For ease of use, it probably makes sense to do this in the same script as color segmentation. This could be a flag --clip_by object_mask with companion --clip_to_file. (--clip_by_color would be reasonable but it's not needed I think until/unless we need to worry about multiple objects per image. For more on that, see the discussion of stroke extraction.)

Stroke extraction

We may need to make some changes so that the refined masks are handled properly during stroke extraction. One issue is that similar color regions may blend together in terms of lightness, leading to less effective stroke extraction. The second issue is that this complicates multi-object scene segmentation. If we need to deal with the second issue directly, I think we can. However, we may not need to deal with the second issue.

The first issue is that color regions may blend together. The Matlab code for stroke extraction starts by converting the image to grayscale. This works by throwing away the hue and saturation values for each pixel. The Matlab code relies on doing Canny edge detection over this grayscale image. So if we have color regions that are similar in lightness we are likely to run into problems. I'd want to rewrite the colors in the refined-segmentation image we feed to the stroke extraction code to make sure that they are distinctive in lightness.

The second issue is, this complicates multiple-object scene segmentation. In the current, baseline setup, every mask should correspond to an object if the masking model is accurate. So for spatial relations, we'd like to simply switch off the logic that glues together all stroke graphs in the image. But things become more complicated if we want to integrate spatial relations with color segmentation for refining strokes. In that case we run into problems because we don't want each "color slice" of an object to be treated as a separate object, and we don't want different objects sharing a color along their boundary to bleed together and get treated as one.

This second issue is not an immediate concern, but it means extra work if we want to do both color segmentation and spatial relations at the same time. For spatial relations we'd need to prevent the gluing-together of different object. However, we'd still want to refine each object mask separately. One approach to resolving this would be to produce k refined segmentation masks, one per object, then feed each image separately into stroke extraction, then finally combine the results into one feature file.
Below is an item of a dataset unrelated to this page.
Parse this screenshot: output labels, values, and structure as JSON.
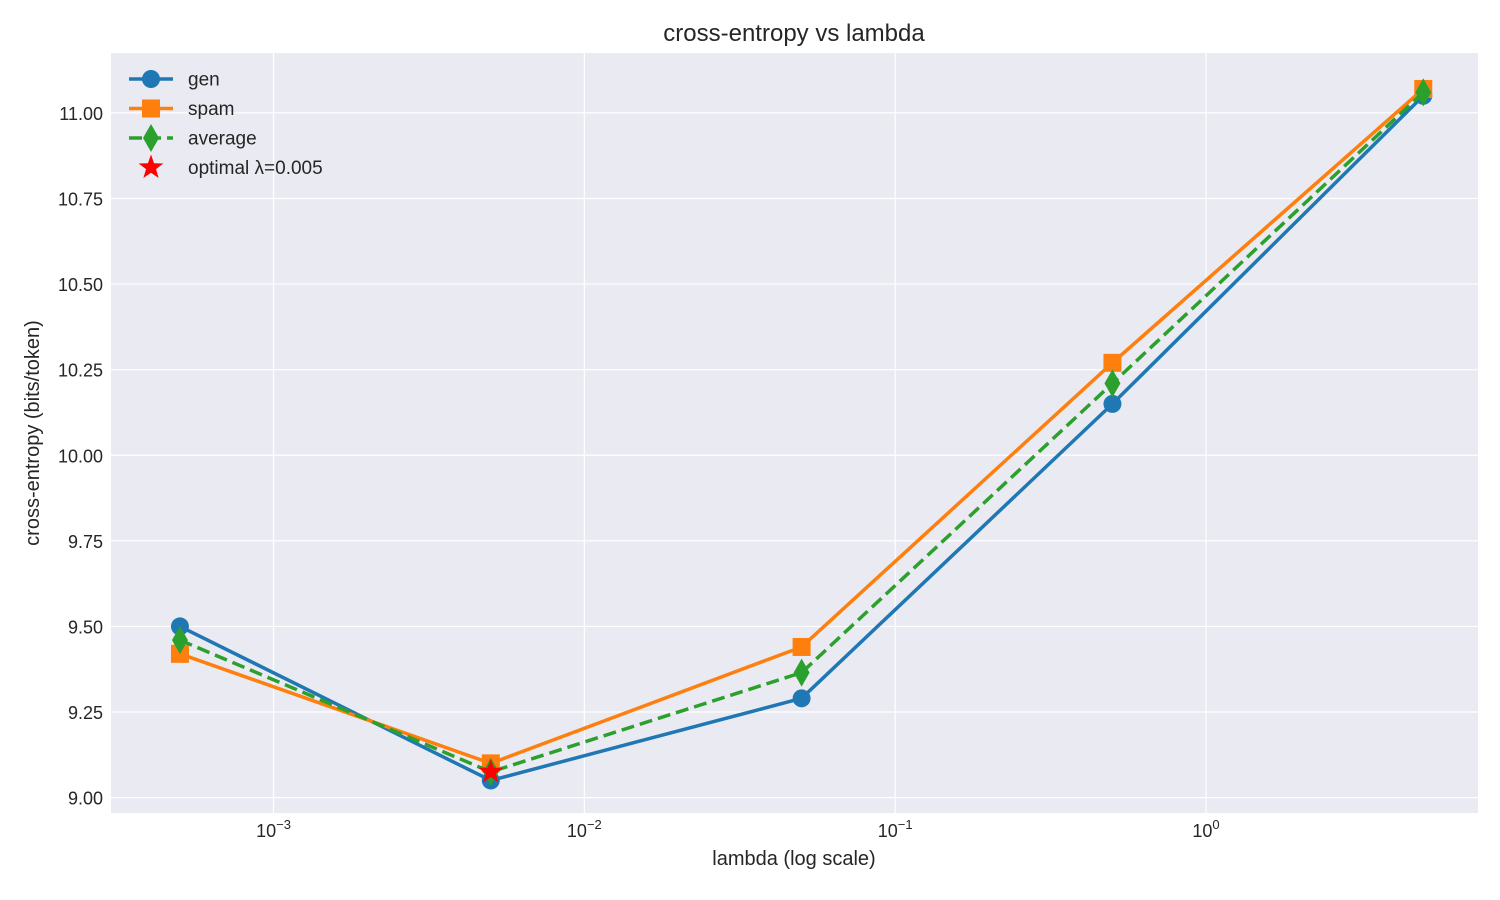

We'd still want to run just one script per situation, so this would require some changes to the stroke extraction script. This integration is complicated.

But if we don't need to integrate them, I think we can get away with a simpler solution. A "good enough" solution for now might be: Ignore the problem, because we don't need to do both at once for our experiments. If I need to make any changes to stroke extraction for color segmentation, I can just create a separate copy of the script. I don't think we need to do both at once, so this is probably fine.